Thursday, 4:30 PM
Victim still feels pain of shooting that killed her unborn child
By Maria Cramer, Globe Staff
When the man on the MBTA subway train yelled that someone had a gun, Hawa Barry, an immigrant from Guinea, could not understand him. As passengers all around her scrambled away or ducked, Barry, then 8 months pregnant, stayed in her seat, bewildered at the chaos.
Seconds later, she heard two shots, and a bullet ripped through her stomach, striking her unborn baby boy, she told a Suffolk Superior Court jury today. Two men, Andre Green, 22, of the South End, and Chimezie Akara, 23, of Roslindale, are on trial on charges of first-degree murder in her son’s death and could face life in prison if convicted.
Today, Barry lifted her shirt before hushed jurors and displayed the scars the bullet left when it entered and exited her body on the Orange Line train on Feb. 5, 2003.
"When I saw my clothes, I see the blood," she said in Fula, a major language in her West African homeland, as an interpreter standing next to her translated. "I feel the pain."
Barry, 34, cried softly through most of her 45 minutes on the witness stand, and told the jury that she could still remember the man who shot her.
"He had an ugly face," she said in a low voice.
Assistant District Attorney David E. Meier did not ask her to identify that man in court, though she was asked to identify a photo of him that was also shown to the jury.
In his opening statements two weeks ago, Meier said that both defendants were responsible for the shooting. Both men are charged because they shared intent, said Jake Wark, spokesman for Suffolk District Attorney Daniel F. Conley.

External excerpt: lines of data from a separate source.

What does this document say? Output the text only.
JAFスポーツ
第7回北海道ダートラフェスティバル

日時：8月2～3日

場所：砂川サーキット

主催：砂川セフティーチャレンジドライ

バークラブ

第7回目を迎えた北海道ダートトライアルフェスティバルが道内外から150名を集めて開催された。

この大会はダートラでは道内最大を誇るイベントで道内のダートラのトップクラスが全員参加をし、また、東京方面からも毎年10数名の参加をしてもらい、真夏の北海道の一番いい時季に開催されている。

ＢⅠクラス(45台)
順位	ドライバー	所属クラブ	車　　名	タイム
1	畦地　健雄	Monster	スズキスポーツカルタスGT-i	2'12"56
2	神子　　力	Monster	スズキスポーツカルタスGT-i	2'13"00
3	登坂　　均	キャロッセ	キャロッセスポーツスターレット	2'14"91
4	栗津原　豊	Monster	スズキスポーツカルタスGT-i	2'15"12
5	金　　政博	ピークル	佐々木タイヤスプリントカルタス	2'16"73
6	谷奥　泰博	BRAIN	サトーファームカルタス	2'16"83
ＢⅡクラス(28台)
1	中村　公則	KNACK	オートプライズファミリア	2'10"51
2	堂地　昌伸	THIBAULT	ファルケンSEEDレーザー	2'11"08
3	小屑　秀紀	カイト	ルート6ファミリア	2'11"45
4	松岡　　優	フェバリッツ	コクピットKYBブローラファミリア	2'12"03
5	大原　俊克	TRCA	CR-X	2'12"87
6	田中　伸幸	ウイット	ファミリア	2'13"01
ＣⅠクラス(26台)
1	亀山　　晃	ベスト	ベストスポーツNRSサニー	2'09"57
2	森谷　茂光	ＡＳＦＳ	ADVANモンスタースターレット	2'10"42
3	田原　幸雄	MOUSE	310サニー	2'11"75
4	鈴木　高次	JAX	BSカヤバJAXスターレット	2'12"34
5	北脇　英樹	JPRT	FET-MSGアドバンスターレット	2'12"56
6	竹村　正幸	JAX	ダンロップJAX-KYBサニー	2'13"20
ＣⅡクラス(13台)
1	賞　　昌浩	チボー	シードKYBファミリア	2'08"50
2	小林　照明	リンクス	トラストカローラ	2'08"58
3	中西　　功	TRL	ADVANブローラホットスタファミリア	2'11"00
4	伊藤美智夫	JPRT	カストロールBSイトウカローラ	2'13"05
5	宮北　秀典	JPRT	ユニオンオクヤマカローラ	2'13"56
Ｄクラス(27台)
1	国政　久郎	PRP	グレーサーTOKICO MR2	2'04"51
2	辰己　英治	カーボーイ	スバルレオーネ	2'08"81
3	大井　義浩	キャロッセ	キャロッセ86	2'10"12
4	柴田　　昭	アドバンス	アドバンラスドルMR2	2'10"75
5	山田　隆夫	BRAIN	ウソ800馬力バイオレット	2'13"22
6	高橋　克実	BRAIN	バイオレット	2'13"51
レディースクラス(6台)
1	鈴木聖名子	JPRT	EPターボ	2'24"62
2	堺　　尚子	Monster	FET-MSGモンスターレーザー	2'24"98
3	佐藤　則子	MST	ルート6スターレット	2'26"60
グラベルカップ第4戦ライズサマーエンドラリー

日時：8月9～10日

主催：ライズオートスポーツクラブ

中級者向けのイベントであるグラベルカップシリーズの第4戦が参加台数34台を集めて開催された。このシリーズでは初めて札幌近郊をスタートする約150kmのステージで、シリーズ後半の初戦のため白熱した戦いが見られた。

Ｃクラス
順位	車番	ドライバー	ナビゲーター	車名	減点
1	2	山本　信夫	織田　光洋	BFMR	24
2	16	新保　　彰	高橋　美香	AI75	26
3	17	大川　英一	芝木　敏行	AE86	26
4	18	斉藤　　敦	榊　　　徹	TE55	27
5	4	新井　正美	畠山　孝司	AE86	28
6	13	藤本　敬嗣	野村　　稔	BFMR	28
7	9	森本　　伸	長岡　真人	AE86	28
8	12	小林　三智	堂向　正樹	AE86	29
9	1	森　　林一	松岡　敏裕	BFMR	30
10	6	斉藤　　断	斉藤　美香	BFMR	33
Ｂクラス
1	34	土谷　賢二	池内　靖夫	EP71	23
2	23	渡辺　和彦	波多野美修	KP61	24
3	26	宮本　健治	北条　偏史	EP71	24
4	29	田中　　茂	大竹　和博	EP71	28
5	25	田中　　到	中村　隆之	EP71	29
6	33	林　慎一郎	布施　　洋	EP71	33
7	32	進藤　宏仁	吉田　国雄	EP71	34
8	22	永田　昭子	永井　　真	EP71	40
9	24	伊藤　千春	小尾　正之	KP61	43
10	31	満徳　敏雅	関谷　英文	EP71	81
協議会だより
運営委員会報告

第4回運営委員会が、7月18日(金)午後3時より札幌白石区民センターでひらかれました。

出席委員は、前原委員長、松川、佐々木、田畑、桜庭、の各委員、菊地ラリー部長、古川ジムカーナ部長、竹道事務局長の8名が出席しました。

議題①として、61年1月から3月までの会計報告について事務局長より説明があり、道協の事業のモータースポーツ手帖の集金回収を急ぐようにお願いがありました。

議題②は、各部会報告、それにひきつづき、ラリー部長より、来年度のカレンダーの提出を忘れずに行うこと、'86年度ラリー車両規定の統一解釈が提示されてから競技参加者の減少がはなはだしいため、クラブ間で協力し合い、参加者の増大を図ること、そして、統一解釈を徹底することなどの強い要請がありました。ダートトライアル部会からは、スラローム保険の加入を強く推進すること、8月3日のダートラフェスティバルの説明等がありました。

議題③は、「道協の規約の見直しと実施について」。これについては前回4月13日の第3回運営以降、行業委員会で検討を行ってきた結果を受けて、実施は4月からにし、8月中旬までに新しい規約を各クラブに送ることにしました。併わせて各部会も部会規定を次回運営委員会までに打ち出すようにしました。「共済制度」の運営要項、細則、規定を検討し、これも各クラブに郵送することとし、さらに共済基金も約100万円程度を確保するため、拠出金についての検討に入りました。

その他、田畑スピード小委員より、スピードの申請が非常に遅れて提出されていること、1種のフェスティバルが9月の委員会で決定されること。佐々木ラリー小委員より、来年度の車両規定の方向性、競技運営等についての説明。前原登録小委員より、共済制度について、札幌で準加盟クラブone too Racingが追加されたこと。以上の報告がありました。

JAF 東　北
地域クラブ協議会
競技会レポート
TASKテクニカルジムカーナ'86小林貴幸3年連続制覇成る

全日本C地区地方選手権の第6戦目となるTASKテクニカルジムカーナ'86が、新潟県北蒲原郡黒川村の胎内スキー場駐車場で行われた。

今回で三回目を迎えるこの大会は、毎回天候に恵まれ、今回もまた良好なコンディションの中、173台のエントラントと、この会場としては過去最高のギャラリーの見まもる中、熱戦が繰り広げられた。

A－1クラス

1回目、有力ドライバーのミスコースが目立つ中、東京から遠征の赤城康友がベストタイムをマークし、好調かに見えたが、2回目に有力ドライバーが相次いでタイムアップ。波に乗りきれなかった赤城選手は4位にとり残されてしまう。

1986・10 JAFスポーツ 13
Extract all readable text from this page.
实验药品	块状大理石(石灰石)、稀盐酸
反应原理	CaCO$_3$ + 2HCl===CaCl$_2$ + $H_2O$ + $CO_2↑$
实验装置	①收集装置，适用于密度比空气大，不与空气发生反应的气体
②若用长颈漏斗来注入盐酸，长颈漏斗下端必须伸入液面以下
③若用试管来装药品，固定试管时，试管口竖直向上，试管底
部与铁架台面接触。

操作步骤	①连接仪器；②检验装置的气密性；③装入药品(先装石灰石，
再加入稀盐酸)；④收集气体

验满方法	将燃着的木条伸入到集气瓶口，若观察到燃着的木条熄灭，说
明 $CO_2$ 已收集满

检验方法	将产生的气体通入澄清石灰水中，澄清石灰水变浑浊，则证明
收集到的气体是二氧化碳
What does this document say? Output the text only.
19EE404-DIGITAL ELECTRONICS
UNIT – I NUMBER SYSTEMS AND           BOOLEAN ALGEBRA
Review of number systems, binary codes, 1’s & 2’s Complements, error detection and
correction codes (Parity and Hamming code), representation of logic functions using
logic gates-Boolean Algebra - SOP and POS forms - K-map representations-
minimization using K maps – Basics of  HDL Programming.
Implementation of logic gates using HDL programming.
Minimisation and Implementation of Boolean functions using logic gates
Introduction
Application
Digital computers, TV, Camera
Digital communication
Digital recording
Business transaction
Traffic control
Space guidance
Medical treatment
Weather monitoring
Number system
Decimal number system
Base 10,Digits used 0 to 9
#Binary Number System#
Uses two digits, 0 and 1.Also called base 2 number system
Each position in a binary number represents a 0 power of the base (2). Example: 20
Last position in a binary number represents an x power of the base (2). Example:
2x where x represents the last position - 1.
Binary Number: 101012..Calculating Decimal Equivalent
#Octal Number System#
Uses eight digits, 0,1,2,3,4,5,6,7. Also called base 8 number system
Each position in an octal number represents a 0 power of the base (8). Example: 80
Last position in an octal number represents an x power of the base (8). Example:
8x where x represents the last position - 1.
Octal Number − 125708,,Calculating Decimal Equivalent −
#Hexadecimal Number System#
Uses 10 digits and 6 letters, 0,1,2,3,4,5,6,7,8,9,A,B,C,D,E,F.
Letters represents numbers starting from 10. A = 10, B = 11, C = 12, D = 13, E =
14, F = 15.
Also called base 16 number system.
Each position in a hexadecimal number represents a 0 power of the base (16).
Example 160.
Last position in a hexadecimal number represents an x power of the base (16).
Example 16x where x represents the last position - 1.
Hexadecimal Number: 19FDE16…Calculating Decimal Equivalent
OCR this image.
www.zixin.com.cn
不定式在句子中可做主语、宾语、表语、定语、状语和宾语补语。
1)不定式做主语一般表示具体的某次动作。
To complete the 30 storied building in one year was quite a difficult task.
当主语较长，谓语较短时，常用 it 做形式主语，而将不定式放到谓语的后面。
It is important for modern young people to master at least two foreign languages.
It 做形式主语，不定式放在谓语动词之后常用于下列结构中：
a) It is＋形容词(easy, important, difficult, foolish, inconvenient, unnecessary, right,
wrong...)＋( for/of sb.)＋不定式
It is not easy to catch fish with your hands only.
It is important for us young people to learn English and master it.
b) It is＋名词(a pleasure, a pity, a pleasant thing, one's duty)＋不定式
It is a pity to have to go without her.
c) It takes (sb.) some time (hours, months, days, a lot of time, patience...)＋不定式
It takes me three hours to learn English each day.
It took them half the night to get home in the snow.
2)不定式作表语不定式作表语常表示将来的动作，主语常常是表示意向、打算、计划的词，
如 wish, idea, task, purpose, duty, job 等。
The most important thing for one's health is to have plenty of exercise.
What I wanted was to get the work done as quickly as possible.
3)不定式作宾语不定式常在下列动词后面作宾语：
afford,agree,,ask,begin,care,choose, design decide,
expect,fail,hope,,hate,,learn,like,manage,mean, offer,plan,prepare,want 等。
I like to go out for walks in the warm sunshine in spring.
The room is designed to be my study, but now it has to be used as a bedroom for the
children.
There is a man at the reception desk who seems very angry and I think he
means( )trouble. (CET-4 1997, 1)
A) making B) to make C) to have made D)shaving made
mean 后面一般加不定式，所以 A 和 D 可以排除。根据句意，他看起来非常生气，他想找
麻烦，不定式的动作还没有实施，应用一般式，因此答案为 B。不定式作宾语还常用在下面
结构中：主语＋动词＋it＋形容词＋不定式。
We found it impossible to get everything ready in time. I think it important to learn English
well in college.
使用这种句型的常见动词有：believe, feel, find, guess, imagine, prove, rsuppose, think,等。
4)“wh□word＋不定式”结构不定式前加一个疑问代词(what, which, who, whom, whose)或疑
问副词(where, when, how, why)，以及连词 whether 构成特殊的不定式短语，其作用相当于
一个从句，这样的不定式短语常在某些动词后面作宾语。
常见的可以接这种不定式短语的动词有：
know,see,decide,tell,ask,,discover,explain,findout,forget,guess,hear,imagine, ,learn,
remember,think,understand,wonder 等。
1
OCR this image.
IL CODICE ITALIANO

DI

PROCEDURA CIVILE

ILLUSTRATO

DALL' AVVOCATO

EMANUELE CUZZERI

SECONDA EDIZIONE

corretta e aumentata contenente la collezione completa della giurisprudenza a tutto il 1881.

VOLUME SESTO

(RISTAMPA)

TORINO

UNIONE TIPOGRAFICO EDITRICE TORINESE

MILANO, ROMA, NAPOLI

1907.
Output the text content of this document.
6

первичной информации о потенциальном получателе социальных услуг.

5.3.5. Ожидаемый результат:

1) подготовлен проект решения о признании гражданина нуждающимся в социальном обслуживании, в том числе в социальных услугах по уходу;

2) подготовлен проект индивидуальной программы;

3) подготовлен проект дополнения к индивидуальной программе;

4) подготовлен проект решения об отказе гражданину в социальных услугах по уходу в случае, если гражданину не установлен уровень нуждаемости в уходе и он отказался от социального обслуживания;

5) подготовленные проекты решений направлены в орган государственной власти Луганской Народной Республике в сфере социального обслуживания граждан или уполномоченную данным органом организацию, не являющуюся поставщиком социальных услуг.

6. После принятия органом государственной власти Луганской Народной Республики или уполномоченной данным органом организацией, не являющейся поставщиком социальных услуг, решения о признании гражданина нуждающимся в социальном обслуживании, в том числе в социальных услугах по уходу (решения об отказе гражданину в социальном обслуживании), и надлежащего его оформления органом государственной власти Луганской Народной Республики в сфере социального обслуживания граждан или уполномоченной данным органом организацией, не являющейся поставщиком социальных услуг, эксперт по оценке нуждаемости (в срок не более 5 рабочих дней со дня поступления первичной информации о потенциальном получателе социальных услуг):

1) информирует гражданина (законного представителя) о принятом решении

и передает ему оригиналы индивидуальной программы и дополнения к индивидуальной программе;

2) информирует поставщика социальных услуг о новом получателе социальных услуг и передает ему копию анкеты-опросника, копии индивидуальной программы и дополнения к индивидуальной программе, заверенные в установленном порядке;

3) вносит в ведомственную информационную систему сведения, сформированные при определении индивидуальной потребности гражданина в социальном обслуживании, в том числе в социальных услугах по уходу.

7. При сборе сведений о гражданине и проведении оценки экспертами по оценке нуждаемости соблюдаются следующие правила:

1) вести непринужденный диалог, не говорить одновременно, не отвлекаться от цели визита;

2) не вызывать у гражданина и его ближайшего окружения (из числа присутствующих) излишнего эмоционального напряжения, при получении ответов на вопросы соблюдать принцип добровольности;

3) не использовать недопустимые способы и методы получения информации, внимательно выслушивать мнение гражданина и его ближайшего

"Regardless of which man pulled the trigger, we allege that the other stood by, ready, willing, and able in achieving an outcome they both desired," Wark said.
Green’s lawyer, Stephen J. Weymouth, said today that his client was not the shooter and described him as devastated by the case. Akara’s lawyer, Robert L. Sheketoff, has said that Green was the shooter.
Both men are also charged with armed assault with intent to murder, unlawful possession of a firearm, and unlawful possession of ammunition.